Александр Иличевский
Курбан-байрам

Начало  Окончание

         Но закончилось все тем, что старик как-то раз посетовал, что километрах в тридцати от Серпухова, в дремучем заповедном месте над Окой у него есть дачка, с которой он из-за болезни уже не в силах управляться. Я воскликнул: - Отлично! - и через неделю мой маклер привел к нам в палату дочь старика и нотариуса. Дочери я вручил принесенные маклером деньги, а нотариус заверил подписанную купчую.
         На следующий день, разбуженный уже горячим светом апрельского утра, я открыл глаза, полежал - и протянул руку к изголовью старика, чтобы опустить ему веки. После окончания сделки старик не прожил и суток, - помер, скорей, не от времени, а от чувства невыносимой беспечности - будто сдал свой тяжкий таинством город чужестранцу.

         А мне в том прозрачном городе - на той загадочной дачке очень даже пришлось впору. Впервые я приехал туда вскоре после выписки, на майские. И вот ведь диво - все клумбы оказались усажены королевскими тюльпанами. Представьте - целая алая армия! А еще там кругом дремучий лес по-над раскатистыми взмывающими все глубже в высь и даль уступами древней речной поймы. Рыбалка щедрая, зверья полно - косули, лоси, куропатки, утки, бобры и зайцев прорва. И так там тихо, загадочно, мудро, - что, бывало, проснешься ночью, полежишь - и вдруг сладостно пронзит: что будто бы ты уже умер.

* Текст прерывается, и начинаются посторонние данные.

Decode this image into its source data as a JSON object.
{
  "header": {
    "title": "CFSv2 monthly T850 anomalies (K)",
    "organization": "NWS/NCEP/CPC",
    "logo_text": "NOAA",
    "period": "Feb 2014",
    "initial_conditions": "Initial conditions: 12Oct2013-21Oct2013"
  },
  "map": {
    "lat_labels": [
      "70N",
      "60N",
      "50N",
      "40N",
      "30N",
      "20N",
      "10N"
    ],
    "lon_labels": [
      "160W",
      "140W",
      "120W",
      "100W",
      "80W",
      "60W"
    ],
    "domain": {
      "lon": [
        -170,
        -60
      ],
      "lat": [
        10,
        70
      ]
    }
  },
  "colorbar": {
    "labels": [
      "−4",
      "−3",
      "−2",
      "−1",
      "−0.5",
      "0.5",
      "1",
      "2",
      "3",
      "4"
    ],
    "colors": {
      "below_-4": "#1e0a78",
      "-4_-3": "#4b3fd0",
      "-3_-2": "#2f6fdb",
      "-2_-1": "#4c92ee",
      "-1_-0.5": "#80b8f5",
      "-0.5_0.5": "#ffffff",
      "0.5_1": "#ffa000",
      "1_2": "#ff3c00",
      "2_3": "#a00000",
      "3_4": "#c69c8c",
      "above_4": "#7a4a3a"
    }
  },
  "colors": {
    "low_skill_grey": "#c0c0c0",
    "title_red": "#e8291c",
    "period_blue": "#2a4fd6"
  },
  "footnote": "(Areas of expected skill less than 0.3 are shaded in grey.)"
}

         Циклопический гаишник, отоварившийся целлофановой коробкой с пирожными, подходит к моей машине и, катая желваками, пялится в упор через лобовое. По закону он не имеет права потребовать от меня ни документов, ни объяснений. Я - не пойманный вор. Однако выхожу и извиняюсь: "Перенервничал, вспыхнул, газанул, впредь буду паинькой", - и достаю три сотни - по купюре на каждый обделанный пост. Молча хватко берет, будто только что мне что-то впарил, крутит пальцем у виска и отваливает вразвалочку. Желтая сигнальная жилетка, подле которой плывут рядком шесть кремовых пионов, уменьшается, выкатывается из-под портика, - и ее тут же обступает, проглатывает ноздреватый крупнозернистый март, голая галочья роща, тяжкое - вровень с небом - все в оттепельных пролежнях поле, которое широко за горизонт кесарево рассекает бетонная дуга, ведущая меня в мой ближний дальний рай.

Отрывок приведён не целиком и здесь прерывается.